Each corridor has a certain numerical value, and you can start in any room for each level. Then, you can proceed to walk through the corridors however you like, collecting the different corridor values and XORing them together. For each level, you want to determine the maximum possible value you can obtain. Then, you want to sum these values over the levels to report your total maximum score, so Jamie can win the game.

Thus, Jamie is tasked with calculating the maximum XOR sum of any path in each of the trees representing the levels, and summing them together.

Input

The first line contains two integers ~n~ ~(1 \leq n \leq 2\times 10^5)~ and ~q~ ~(0 \leq q \leq n-1)~, the number of rooms in the entire game and the number of total corridors between them. The rooms are labelled ~1~ to ~n~.

The next ~q~ lines each contain the details of a single undirected corridor.

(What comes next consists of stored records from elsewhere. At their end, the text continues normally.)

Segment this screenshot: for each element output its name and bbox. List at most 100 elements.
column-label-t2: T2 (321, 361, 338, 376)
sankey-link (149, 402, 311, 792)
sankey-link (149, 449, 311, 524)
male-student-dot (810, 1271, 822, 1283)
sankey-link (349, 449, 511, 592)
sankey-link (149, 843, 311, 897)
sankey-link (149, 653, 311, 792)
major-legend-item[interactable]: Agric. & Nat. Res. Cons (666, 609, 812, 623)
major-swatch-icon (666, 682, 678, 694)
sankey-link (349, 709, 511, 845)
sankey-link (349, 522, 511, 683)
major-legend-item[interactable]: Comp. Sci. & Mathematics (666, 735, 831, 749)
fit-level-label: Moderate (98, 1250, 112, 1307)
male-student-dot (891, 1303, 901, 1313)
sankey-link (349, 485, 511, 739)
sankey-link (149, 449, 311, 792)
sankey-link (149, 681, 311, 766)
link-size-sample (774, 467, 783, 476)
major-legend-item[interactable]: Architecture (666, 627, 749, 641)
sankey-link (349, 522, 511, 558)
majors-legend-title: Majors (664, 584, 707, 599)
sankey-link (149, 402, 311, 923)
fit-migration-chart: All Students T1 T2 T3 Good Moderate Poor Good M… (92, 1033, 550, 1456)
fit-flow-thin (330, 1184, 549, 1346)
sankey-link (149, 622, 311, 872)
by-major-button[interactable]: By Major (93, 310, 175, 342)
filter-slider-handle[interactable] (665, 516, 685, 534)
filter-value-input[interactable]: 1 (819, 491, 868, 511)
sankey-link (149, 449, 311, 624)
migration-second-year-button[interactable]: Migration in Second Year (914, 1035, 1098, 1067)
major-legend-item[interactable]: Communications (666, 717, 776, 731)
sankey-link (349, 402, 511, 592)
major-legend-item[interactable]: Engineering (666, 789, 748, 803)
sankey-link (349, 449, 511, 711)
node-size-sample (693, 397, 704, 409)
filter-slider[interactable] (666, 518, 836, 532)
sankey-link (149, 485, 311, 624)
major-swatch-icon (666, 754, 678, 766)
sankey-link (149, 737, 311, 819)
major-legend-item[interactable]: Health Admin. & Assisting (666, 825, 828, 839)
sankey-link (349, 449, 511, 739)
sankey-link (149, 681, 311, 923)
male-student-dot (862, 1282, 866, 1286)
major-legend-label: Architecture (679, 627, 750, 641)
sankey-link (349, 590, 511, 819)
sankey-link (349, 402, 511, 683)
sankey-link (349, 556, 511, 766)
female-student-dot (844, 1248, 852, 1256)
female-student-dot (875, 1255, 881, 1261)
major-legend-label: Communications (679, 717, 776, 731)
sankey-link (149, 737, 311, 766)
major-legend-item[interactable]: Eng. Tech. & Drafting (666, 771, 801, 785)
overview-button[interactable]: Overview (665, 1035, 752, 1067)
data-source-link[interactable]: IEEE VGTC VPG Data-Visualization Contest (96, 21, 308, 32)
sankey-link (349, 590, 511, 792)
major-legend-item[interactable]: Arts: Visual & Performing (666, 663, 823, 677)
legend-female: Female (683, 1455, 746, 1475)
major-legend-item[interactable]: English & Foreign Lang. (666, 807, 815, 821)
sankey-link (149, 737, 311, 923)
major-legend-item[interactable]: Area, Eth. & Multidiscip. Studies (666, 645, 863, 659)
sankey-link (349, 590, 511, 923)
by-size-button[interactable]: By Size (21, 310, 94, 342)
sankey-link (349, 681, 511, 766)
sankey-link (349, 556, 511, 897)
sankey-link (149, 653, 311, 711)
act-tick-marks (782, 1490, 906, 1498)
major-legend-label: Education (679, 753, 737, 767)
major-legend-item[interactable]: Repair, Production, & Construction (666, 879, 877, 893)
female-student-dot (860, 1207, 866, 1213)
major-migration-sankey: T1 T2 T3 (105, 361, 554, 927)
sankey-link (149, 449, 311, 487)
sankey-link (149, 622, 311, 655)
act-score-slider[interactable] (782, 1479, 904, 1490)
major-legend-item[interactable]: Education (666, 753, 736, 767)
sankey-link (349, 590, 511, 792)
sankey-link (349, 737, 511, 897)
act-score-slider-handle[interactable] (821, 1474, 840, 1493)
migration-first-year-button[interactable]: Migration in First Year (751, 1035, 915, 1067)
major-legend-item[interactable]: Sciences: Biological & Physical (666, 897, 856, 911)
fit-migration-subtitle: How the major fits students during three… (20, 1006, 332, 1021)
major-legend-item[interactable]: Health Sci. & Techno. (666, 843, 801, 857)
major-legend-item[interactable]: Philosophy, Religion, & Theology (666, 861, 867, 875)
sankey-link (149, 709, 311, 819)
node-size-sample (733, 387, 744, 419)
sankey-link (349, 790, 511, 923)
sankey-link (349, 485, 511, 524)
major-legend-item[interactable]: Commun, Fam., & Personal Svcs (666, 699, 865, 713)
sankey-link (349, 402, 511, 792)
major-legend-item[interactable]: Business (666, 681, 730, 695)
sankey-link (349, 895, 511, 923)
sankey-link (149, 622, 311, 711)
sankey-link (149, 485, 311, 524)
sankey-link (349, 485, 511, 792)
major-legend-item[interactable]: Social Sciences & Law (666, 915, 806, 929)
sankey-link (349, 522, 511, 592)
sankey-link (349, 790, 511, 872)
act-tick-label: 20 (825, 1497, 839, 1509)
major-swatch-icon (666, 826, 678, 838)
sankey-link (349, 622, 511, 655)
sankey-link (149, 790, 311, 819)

This takes the form of three integers ~u_i~, ~v_i~, and ~c_i~ ~(1\leq u_i,v_i\leq n, 1 \leq c_i \leq 10^9)~, the rooms which the corridor connects and the numerical value assigned to it.

It is guaranteed that the rooms and corridors form a valid forest (that is, collection of trees).

Output

Output a single integer, the sum of the maximum XOR path sum between any two rooms between.

Clarifications

• Trees with a single node contribute ~0~ to the total score, as there are no paths Jamie can take.
• You might need to select pypy3 if you want to use Python to solve this.

Example

Input 1

3 2
1 2 3
2 3 1

Output 1

3

The possible paths are ~1-2~ with path sum ~3~, ~2-3~ with path sum ~1~, and ~1-2-3~ with path sum ~3\oplus 1 = 2~. So the maximum is ~3~, and there is only one tree in this forest.

Input 2

6 4
1 2 5
2 3 6
4 5 1
5 6 2

Output 2

9

In this instance, there are two trees. For the first tree, the possibilities are ~5,6,5\oplus6=3~. We take ~6~. For the second tree the possibilities are ~1,2,1\oplus2=3~, so we take ~3~. Thus the sum is ~9~.